Wandern an heißen Tagen ist eine Sache mit Köpfchen. Wo die Sonne unbarmherzig brennt, bekommen wir leicht gesundheitliche Probleme. Schatten-Wanderungen durch alte Lorbeerwald-Bestände sind eine gute Alternative. Oder Routen in Meeresnähe mit ungefährlichen Bademöglichkeiten, an denen wir uns hin und wieder erfrischen können. Letztere Touren fallen wegen der Badepausen meis­tens etwas kürzer aus. Punta de Teno ist ein guter Platz für kurze, abwechslungsreiche Wege mit besonderen Panoramen und der Aussicht auf ein abschließendes Bad. Sofern wir nicht den weiten Weg von Buenavista del Norte zur Westspitze Teneriffas wandern möchten, was bei Hitze wenig empfehlenswert ist, sind wir auf den stündlich verkehrenden Linienbus oder Taxi angewiesen.
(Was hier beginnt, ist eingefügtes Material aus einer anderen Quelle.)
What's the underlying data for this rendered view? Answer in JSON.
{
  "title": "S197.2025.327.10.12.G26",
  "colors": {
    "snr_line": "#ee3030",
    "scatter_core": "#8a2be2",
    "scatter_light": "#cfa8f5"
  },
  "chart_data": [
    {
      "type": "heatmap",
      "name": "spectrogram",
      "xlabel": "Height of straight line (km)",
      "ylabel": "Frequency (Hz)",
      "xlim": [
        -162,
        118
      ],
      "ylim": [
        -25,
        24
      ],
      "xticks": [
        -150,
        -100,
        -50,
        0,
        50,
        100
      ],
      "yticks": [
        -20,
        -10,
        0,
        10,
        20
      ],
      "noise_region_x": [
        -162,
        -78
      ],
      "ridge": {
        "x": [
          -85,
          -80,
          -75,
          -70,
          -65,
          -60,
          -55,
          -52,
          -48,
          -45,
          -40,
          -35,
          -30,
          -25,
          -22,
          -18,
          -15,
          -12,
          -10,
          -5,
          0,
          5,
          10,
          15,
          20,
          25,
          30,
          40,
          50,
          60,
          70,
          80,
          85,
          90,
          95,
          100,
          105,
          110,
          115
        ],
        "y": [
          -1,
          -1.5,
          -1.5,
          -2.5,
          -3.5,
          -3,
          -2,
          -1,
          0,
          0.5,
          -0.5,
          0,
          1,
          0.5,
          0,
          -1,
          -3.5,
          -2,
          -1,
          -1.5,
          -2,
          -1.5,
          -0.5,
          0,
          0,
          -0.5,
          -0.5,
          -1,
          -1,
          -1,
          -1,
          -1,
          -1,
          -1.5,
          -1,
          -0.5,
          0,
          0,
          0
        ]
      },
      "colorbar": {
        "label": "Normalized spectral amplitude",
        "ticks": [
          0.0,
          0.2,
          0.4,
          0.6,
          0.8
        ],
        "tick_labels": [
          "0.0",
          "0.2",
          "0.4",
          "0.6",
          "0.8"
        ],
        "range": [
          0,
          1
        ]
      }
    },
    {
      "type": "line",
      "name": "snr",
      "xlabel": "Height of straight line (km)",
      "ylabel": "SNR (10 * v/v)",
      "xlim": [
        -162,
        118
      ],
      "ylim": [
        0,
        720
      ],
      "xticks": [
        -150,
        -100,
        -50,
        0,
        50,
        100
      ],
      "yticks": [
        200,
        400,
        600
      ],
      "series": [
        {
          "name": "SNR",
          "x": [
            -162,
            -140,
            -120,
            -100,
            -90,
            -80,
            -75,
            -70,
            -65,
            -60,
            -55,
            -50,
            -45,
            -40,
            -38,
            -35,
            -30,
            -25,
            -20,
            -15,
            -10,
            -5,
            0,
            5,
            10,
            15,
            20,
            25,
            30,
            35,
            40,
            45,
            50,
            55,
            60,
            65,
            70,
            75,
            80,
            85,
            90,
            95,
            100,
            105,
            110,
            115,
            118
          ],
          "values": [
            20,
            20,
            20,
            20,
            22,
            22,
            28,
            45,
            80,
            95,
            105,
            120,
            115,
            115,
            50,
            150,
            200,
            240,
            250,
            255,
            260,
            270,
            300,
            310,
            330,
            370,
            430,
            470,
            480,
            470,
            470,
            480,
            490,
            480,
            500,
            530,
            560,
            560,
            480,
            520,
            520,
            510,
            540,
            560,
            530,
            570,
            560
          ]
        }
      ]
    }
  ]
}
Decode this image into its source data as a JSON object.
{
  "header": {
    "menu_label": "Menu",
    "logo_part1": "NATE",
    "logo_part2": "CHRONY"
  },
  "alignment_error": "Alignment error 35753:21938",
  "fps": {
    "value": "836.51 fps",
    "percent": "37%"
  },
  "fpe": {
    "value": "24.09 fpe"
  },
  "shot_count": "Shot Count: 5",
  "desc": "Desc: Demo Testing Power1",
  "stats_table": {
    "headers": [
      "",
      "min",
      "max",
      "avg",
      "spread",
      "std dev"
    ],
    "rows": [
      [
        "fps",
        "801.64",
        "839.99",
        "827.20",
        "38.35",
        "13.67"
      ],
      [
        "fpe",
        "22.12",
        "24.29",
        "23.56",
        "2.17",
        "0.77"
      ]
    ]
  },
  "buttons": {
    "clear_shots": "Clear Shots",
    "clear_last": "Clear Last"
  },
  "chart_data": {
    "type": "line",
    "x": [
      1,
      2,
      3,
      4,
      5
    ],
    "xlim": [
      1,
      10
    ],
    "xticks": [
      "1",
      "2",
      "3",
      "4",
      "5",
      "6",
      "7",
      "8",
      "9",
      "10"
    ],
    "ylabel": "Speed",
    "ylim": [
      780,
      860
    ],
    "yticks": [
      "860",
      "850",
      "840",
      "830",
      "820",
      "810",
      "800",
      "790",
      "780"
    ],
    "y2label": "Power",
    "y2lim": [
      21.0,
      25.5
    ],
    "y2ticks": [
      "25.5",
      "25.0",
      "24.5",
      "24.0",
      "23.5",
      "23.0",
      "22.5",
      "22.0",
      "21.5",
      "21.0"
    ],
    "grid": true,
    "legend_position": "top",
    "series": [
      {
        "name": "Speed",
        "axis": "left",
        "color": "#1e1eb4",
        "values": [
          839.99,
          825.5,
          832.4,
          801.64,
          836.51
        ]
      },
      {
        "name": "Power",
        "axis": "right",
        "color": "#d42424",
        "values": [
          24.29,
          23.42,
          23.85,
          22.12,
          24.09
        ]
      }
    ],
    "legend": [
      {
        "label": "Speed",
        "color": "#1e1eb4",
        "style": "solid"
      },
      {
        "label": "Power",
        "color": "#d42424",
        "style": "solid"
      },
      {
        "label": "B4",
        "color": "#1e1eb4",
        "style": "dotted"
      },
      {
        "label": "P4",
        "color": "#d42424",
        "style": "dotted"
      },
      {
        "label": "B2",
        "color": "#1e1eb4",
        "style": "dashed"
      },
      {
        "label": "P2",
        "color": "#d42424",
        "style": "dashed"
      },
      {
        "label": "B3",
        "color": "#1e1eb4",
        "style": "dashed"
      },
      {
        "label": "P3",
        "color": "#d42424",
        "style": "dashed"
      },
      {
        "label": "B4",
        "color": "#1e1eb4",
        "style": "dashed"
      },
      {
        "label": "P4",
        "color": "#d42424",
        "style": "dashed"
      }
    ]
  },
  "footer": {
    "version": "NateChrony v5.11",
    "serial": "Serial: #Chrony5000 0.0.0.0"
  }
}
Im Bus können wir nur mit der Ten+-Karte bezahlen. Seit diese Regelung gilt, ist die Isla Baja de Teno, wie die kleine, den steilen Bergen vorgelagerte Ebene heißt, wieder viel einsamer. Ein Grund mehr, dort auf Entdeckung zu gehen.
Die Ebene entstand, als von der Teno-Hochfläche die Lavaströme zweier Vulkane ihren Weg zur damaligen Westküste der Insel nahmen. Diese alte Küste befand sich damals am Fuß der steilen Bergwände, die die kleine Isla Baja zum Teno-Gebirge begrenzen. Bei den beiden Vulkanausbrüchen muss sehr viel Lava geflossen sein, bis die Ebene, dieses abgelegene Stückchen Land und noch etwas mehr dem Ozean abgerungen war. Seitdem nagen die Wellen beständig an den Ufern und die dadurch neu entstandenen Steilküsten haben inzwischen Höhen von zehn bis dreißig Metern erreicht. Am Ende der damaligen Ausbrüche befanden sich die Küstenlinien noch auf Meeresniveau.

© Michael von Levetzow
© Michael von Levetzow

Um einiges jünger liegt mit etwa 160.000 Jahren der Ausbruch des Teno-Vulkans zurück, der ebenfalls die Ebene noch einmal etwas vergrößert hat. Auch ihn haben die Wellen beträchtlich abgenagt. Auf seinen Ruinen wurde der fotogene Leuchtturm errichtet. Schauen wir von dort zur Insel zurück, blicken wir auf große Schutthalden, die sich weit an der ehemaligen Steilküste aufwärts ziehen, Ergebnis der fortschreitenden Erosion der Felsen der fossilen Küste. Sie sind mit der ortstypischen Mischung aus standortgerechten Pflanzen des Sukkulentenbuschs und eingeschleppten Kakteen und anderen invasiven Pflanzen bewachsen. Ockerfarbenes Gestein und graugrüne Pflanzen bestimmen die Landschaft. Nur der Basalt des Tenovulkans hebt sich dunkel davon ab. Lassen wir unsere Augen oberhalb der niedrigen Kliffs der Steilküste allmählich nach Süden wandern, bemerken wir leicht die großen hellen Flecken, die sich dort etwas rechts unterhalb des einzigen bewohnten Hauses zeigen. Das ist kein Erosionsschutt, der im Laufe vieler Jahrhunderttausende von den Wänden im Hintergrund abgebrochen ist. Und es gibt die weißen Flecken nicht nur dort. Wir finden weitere, wenn wir entlang der Nordküste wandern. Dort entdecken wir sie in der Regel, wenn wir kleine, vom Wasser ausgewaschene Rinnen durchqueren. Sie bestehen aus relativ dicht gepackten Ablagerungen von ein bis zwei Metern Dicke. Ob wir uns für den Pfad nach Nordosten oder den nach Süden entscheiden, bleibt uns überlassen. Beide beginnen bei der Bushaltestelle. Der südliche ist allerdings nichts für unsichere Geher oder Menschen mit Höhenangst.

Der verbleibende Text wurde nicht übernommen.